Ether 6:4-12 is honestly a really great scripture passage. I challenge you all to read it and apply to yourselves. I have done this and it really helps when you are going through hard times or struggles or just the challenges of life. So read it huh? :)
I am learning that enduring without enjoying really sucks. I kept looking at the hard things that was happening and how I just need to endure, but I shouldn't just be enduring my mission, I should be enjoying and learning and getting stronger because of the trials and be praising and thanking the Lord for each trial and test he is giving me. I have learned a lot this week personally. And I just thought I would share my thoughts with you about what I am learning on my mission. So enjoy don't just endure.
This week was really cool too because we were able to also talk to Brother John Edwards, he is the Australian in our ward.
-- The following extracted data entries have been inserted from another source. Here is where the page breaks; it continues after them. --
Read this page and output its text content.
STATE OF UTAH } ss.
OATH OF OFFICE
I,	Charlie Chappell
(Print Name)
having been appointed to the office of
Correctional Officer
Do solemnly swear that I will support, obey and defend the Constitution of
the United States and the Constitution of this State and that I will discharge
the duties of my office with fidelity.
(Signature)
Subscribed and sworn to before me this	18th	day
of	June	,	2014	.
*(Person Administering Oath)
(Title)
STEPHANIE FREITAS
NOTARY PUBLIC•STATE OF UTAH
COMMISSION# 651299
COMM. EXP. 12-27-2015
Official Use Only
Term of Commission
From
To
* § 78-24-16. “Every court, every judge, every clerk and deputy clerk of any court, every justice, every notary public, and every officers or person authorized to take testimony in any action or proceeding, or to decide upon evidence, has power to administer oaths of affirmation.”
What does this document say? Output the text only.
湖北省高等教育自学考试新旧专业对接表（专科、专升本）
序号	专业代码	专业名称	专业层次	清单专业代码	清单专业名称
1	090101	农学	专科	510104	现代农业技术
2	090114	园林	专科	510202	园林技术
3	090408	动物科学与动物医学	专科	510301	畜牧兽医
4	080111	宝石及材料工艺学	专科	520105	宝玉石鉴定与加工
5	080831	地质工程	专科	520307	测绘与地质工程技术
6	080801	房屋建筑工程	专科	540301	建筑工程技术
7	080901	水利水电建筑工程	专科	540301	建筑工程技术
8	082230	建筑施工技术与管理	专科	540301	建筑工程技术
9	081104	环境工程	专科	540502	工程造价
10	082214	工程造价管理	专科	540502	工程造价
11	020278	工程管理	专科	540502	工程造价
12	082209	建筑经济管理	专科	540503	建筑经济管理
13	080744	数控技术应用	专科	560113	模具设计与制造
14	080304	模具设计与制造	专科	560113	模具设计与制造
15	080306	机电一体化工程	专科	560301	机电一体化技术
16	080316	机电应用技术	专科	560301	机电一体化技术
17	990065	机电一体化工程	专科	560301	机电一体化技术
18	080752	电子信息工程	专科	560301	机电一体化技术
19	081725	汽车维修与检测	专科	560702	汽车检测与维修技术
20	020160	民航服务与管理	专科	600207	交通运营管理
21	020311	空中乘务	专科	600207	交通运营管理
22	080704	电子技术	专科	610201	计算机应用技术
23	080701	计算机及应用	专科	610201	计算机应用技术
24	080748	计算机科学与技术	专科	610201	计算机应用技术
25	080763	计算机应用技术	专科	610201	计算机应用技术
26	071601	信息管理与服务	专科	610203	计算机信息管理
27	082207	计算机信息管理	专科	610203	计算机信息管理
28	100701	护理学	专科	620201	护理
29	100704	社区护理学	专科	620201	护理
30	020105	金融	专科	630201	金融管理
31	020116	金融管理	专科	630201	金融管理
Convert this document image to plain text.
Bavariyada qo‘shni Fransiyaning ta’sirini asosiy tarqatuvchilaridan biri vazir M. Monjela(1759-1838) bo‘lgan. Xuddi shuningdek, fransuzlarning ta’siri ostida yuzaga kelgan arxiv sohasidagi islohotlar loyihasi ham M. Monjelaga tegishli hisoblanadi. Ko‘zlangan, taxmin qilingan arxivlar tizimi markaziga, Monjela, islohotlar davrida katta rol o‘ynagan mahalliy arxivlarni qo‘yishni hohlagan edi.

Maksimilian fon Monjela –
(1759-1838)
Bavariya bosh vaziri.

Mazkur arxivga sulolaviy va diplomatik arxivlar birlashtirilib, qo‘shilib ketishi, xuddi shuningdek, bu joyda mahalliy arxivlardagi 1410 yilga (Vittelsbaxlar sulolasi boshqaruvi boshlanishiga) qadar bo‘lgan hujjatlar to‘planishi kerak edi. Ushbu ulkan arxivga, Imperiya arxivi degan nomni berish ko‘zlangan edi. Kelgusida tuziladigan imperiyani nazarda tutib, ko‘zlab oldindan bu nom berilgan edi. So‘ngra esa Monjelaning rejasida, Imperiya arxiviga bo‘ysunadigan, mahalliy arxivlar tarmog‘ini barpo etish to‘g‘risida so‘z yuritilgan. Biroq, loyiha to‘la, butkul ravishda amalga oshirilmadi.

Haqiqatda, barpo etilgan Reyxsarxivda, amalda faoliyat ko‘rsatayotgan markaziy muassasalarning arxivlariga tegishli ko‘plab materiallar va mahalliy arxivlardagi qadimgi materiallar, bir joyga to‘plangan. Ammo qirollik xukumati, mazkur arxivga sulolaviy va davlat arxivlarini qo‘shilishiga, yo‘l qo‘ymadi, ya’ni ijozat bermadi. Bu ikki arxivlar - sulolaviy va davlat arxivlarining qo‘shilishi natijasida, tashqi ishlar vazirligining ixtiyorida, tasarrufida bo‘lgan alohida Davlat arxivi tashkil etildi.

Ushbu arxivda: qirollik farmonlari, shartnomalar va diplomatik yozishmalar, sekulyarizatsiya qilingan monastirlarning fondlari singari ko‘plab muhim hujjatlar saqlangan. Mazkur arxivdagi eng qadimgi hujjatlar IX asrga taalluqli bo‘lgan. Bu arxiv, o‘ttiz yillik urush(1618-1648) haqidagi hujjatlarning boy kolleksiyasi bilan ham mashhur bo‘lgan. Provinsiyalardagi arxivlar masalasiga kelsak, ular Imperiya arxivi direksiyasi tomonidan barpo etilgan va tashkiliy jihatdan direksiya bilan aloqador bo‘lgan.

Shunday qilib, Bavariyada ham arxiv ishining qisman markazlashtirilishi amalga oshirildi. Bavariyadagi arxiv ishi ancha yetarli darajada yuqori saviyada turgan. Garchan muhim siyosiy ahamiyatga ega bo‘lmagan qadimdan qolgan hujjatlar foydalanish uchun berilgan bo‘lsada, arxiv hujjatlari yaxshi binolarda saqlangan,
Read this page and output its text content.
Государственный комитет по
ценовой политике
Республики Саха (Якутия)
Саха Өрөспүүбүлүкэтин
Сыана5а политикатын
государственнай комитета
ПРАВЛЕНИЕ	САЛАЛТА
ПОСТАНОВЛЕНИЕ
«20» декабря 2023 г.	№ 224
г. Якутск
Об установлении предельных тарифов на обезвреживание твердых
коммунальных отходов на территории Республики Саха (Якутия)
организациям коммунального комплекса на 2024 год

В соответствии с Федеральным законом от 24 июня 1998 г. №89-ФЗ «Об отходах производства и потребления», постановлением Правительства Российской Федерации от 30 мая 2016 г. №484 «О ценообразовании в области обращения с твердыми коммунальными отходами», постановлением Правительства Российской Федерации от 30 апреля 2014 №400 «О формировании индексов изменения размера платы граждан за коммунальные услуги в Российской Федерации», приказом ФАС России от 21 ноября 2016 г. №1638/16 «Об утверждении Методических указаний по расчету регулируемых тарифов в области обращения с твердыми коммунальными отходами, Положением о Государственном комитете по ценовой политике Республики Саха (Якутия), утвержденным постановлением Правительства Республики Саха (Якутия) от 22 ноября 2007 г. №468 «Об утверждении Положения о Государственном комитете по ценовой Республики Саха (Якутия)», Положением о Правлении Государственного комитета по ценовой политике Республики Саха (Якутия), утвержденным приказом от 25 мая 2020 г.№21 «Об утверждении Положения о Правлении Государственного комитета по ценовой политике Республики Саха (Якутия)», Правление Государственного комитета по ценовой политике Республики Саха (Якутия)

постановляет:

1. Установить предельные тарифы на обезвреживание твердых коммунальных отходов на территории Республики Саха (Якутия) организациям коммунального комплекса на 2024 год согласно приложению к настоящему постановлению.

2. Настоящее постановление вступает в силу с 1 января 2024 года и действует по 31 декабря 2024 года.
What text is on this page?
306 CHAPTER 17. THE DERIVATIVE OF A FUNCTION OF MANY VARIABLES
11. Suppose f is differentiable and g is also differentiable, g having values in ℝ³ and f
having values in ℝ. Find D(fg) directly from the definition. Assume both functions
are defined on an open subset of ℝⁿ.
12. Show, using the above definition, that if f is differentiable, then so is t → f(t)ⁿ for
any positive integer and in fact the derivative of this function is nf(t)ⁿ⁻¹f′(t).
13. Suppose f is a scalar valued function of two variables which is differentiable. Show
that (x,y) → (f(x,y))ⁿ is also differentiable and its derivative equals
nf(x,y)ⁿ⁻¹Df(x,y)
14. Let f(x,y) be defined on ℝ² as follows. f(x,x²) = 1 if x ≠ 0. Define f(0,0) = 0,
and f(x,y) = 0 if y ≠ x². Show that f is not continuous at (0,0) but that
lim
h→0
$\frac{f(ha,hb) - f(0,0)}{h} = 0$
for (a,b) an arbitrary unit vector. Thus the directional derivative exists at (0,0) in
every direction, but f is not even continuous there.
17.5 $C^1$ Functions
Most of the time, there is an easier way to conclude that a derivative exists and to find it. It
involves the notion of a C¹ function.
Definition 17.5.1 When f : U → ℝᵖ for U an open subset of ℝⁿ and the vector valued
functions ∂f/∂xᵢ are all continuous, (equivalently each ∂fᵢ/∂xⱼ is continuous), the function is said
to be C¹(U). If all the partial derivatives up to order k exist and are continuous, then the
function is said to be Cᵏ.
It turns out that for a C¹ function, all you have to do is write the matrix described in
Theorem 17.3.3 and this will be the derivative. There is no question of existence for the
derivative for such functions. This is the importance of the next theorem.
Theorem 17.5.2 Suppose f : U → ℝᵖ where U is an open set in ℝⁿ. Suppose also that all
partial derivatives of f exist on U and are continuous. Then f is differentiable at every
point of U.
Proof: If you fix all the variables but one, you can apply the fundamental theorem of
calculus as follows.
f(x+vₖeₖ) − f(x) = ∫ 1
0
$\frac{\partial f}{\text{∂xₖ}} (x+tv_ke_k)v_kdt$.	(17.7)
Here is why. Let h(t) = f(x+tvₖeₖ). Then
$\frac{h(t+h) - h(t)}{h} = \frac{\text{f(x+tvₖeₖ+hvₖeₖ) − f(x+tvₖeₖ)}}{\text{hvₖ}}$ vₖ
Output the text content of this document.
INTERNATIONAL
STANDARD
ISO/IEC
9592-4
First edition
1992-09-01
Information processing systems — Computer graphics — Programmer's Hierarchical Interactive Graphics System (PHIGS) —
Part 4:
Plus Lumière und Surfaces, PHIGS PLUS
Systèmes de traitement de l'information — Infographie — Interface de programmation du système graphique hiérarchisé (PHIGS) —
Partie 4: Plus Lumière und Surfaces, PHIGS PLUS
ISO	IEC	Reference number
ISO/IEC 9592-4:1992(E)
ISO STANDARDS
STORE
He was able to go to the temple to do baptisms, his endowment, and his sealing for the first time. He was only baptized a year and a half ago, but he is a huge example. We talked to him about his experience and wow. He is an amazing man. He really is the definition of humble. He continually said "I never would be here if it wasn't for God. God has lead my life ever since I was a boy. I have been through a lot of hardships, but everything was well worth it because of the temple." It was a really cool experience talking to someone who has had a really hard life, but looks for the joys and praises the Lord.
Thank you for everything you do family. You are all so great and I am so EXCITED FOR JENSEN AND QUINCIE TO GET MARRIED!! Ahhhh so when the going get tough keep on keeping on huh? haha Just kidding. Enjoy your marriage don't endure it hahaha I love you both and i'm excited for you. So remember to chose the right and read the scriptures and be happy. I love you all.
Mahal ko kayo,
Sister Barton
Such good advice from Sister Barton. I can so relate to what she says about her companion. I remember feeling the same way. It's nearly impossible to like everything about anyone let alone some one you're spending 24/7 with. It's so much harder than it sounds and I remember praying that I would have more love and compassion for my comps. Service was the answer. I would do small acts of service for them and that always helped me grow closer to them. I love what Makell says... Enjoy don't just endure!